Example in new system where pharmacists can prescribe for continuing care: Patient with high blood pressure getting a refill of lisin.opril has a cough but no cold, so Pharmacist switches to an ARB after checking Patient's insurance to see which one is covered.  A copy of the progress note gets sent to the doctor(s) involved.

Look at that! It took a lot less time for everyone for the pharmacist to just make the change based on an adverse reaction rather than seeing the doctor and then having to have a second change made because the doctor doesn't know prescription insurance like the pharmacist.

It goes beyond the simple "you're having a bad reaction to medication x, so now we try y instead" sort of change, of course.  There's increasing or decreasing doses based on simple lab parameters or something like blood pressure that we can measure.  There's changing medication based on more complex lab results we get from a bigger "real lab" like elderly people with low kidney function needing some slightly different medication.  Pharmacists are already trained to make these changes, and in many settings are already doing so.  Patients benefit.  It saves money.

How do we make it happen?  First we need to give pharmacists status to bill as healthcare providers according to Medicare (and the rest of insurers will follow along).  It makes me giggle a lot that a PA, with 2 years postgraduate educations, is allowed to prescribe but a pharmacist with 4 or 5 years postgraduate education isn't.  Make sense? Nope.

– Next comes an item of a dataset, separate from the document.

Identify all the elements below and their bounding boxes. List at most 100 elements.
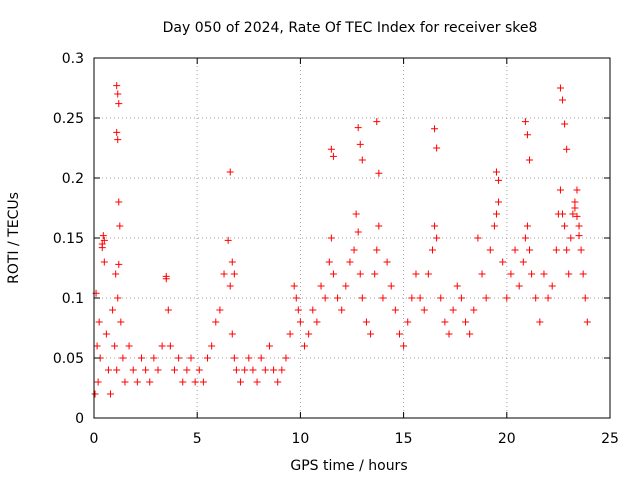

Second, doctors need to realize that pharmacists aren't trying to take over their jobs.  I never want to diagnose.  It isn't my job, I'm not trained to do it, and I don't want to.  I just want to work at the top of my license and save everyone some time by using my skills to their fullest.  In several states, doctors' organizations are very busy stopping pharmacists from legally expanding into areas like giving shots (let alone into prescribing for patients with a diagnosis).  Nurses get worried about pharmacists taking their jobs too, to which I say, again, no.  I don't want your job, I want to do my job better so everyone avoids headaches and wasted time.

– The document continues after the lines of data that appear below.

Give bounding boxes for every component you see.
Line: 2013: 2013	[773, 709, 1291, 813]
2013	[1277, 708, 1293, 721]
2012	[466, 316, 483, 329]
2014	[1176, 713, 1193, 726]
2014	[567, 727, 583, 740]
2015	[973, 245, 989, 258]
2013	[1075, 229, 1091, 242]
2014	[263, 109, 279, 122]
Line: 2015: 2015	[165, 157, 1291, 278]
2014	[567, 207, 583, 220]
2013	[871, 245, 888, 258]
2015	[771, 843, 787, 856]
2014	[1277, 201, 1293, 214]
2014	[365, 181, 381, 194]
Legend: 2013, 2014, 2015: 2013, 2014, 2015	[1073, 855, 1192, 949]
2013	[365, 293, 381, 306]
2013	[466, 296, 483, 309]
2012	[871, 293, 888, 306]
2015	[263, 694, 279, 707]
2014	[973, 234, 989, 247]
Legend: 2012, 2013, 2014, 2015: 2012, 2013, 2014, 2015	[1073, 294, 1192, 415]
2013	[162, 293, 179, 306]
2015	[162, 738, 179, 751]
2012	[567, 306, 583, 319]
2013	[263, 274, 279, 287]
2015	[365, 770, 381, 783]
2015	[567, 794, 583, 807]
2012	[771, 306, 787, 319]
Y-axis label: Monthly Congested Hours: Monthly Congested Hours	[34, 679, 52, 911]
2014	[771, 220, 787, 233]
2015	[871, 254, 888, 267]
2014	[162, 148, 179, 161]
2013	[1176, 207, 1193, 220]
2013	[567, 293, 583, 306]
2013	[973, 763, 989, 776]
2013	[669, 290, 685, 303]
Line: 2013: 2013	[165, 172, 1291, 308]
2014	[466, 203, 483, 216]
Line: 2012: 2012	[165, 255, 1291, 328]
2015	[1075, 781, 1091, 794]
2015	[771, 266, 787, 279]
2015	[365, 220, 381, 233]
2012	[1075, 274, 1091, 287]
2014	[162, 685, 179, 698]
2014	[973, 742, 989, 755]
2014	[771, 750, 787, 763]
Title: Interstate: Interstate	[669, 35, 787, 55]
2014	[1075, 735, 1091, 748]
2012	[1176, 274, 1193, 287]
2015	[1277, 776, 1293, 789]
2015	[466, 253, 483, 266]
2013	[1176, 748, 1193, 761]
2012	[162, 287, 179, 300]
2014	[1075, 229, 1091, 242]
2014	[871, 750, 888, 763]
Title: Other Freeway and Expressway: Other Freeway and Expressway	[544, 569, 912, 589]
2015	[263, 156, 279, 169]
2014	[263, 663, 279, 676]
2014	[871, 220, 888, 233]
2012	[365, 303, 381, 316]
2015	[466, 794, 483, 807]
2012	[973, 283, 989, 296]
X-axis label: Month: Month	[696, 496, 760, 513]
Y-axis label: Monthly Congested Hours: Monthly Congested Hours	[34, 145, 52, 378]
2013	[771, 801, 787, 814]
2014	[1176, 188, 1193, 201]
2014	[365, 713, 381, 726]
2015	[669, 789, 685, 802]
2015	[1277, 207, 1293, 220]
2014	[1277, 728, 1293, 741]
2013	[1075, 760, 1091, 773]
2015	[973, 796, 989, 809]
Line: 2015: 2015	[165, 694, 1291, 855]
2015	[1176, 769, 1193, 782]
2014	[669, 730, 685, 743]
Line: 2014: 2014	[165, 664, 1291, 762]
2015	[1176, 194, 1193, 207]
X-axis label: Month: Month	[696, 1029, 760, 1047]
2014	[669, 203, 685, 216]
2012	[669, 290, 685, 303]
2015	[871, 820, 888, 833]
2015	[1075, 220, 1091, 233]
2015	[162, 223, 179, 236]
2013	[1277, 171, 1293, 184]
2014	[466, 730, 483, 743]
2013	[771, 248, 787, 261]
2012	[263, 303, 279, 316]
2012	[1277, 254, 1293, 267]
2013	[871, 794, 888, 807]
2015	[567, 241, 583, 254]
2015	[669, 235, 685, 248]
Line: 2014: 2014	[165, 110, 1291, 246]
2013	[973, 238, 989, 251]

To the nurses and doctors who are all "MY TURF!" I say: didn't you read that article in the NYT or the report from the Public Health service?  There's a shortage of doctors and primary care providers (advance practice nurses with prescribing rights and physicians' assistants).  Pharmacists can help fill that gap, especially in rural areas where there's a bigger shortage of primary care providers.  Where I live, it takes at least 6 weeks to see a primary care person outside of urgent care (and urgent care isn't the same thing as seeing a primary doc at all).  It's more like 10 weeks if you want a longer visit like a new patient or well-child visit.  It isn't very rural here, which means that in more rural areas, the shortage is worse.  Couldn't we play nice and let the pharmacists save doctors time with those continuing medications folks who need a tweak?  We can't be a healthcare team if doctors and nurses want their own private teams.  Patients lose in that system.


  1. I think this is a fantastic idea, and I very much hope to see it put in to action sometime very soon!

  2. as a nurse I think this is a fabulous idea...I saw a blurb on Access Live with Dr Oz (who is only kind of a real doctor to me) talking about talk to your pharmacist, they're available and FREE! I loved this idea. I'm so grateful for my local pharmacist who went above and beyond multiple times with my fertility meds, and even a common cough syrup for my husband. My FIL is a pharmacist and I've seen first hand how hard he guys are a blessing to us!!